Passage à l’acte, traumatisme, résilience et effets transgénérationnels
RODET Chantal (sous la direction), Ed. Chronique Sociale, 2014, 126 p.
De cet ensemble de contributions inspiré par une psychanalyse parfois un peu trop redondante et verbeuse, on retiendra surtout l’apport particulièrement brillant et éclairant des criminologues Valérie Moulin et Marc Dupuis, ainsi que l’exposé tout aussi lumineux de Serge Tisseron, les uns et les autres ouvrant et refermant la boucle, en partant de l’agression et arrivant au processus de résilience. Les premiers explicitent donc, avec succès, les explications multiples des passages à l’acte délinquant. Refusant, pour leur part, la logique causale et déterministe qui se focalise sur les seules dimensions biologiques, psychiques, sociales ou historiques, ils démontrent la diversité et la polysémie des processus à l’œuvre et insistent sur la nécessité d’entrer dans une démarche compréhensive et pas seulement explicative. Et de préciser les différents axes à distinguer dans le discernement à faire émerger : la position subjective de l’auteur de l’infraction tout autant que celle de l’observateur ou de l’enquêteur, la dynamique processuelle qui a conduit et accompagné la transgression et le contexte global dans lequel elle a été commise.
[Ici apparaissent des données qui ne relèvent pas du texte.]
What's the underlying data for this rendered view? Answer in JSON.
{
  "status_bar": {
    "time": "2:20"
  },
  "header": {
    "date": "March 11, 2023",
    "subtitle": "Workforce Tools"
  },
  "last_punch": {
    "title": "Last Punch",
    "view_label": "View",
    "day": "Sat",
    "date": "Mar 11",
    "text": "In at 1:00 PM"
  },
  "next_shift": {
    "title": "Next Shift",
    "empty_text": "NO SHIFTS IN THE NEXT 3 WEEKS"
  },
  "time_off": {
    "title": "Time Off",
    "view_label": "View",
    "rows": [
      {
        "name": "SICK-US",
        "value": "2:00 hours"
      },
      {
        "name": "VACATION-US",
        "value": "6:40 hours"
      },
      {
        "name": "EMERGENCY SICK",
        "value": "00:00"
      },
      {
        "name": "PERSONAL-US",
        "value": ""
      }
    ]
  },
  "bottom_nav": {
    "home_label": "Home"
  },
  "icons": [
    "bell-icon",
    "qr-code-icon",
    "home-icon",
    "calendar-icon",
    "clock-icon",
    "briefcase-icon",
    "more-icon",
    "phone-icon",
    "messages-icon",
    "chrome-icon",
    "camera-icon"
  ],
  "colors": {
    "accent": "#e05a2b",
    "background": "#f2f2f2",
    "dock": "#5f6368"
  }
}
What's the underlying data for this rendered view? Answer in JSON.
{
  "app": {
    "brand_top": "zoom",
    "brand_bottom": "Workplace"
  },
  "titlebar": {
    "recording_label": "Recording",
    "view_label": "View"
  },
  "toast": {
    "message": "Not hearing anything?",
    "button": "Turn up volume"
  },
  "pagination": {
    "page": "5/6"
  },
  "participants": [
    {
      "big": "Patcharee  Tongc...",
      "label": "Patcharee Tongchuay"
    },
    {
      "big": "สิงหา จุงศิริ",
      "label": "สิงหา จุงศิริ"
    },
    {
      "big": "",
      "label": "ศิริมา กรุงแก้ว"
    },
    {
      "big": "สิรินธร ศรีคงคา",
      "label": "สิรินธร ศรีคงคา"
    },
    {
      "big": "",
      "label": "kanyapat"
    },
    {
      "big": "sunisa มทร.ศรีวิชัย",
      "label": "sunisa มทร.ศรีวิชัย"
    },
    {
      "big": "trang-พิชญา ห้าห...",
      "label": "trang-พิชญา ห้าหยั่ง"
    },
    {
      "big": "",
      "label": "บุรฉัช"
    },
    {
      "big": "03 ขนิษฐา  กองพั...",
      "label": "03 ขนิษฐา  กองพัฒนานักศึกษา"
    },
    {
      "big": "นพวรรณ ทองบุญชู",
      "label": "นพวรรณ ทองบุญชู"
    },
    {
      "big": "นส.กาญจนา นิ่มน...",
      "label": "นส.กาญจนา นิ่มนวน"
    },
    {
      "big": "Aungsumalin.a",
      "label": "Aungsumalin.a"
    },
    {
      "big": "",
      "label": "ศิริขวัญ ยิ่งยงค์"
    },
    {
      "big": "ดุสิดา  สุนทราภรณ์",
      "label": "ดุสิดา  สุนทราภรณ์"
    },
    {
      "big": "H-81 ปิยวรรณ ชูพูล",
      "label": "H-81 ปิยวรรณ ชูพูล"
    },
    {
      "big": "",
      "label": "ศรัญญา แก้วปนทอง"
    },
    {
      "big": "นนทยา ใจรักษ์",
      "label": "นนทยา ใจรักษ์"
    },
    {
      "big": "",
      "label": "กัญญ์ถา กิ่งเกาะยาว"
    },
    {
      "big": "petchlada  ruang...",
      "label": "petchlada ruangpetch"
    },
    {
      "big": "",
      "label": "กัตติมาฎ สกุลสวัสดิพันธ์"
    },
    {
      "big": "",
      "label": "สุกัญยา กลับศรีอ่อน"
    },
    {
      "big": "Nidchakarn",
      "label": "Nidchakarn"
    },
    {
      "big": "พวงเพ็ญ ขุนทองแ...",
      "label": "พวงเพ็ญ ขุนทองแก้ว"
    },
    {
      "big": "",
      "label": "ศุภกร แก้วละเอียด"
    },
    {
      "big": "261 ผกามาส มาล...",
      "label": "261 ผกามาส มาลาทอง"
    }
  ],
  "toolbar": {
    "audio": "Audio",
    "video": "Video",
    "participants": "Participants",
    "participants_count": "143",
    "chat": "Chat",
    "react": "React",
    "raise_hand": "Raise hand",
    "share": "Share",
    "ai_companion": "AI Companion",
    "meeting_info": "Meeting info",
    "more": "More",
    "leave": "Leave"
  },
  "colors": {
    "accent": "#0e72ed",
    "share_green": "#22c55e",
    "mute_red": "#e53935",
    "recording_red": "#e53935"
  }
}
Serge Tisseron, de son côté, se focalise non sur les modalités à partir desquelles le traumatisme a été commis, mais sur les conditions dans lesquelles non seulement il a été vécu par la victime, mais aussi comment elle peut en guérir. Les blessures psychiques mal cicatrisées suintent soit sous la forme de symptômes surgissant, malgré les mécanismes de refoulement, soit sous la forme de reviviscences liées au processus de clivage. La thérapie consiste à permettre à la personne blessée de réussir à symboliser ce qu’elle a vécu, afin de mieux s’en détacher. C’est bien une empathie réciproque et mutuelle qui peut le permettre le mieux : accepter que l’autre me révèle à moi-même.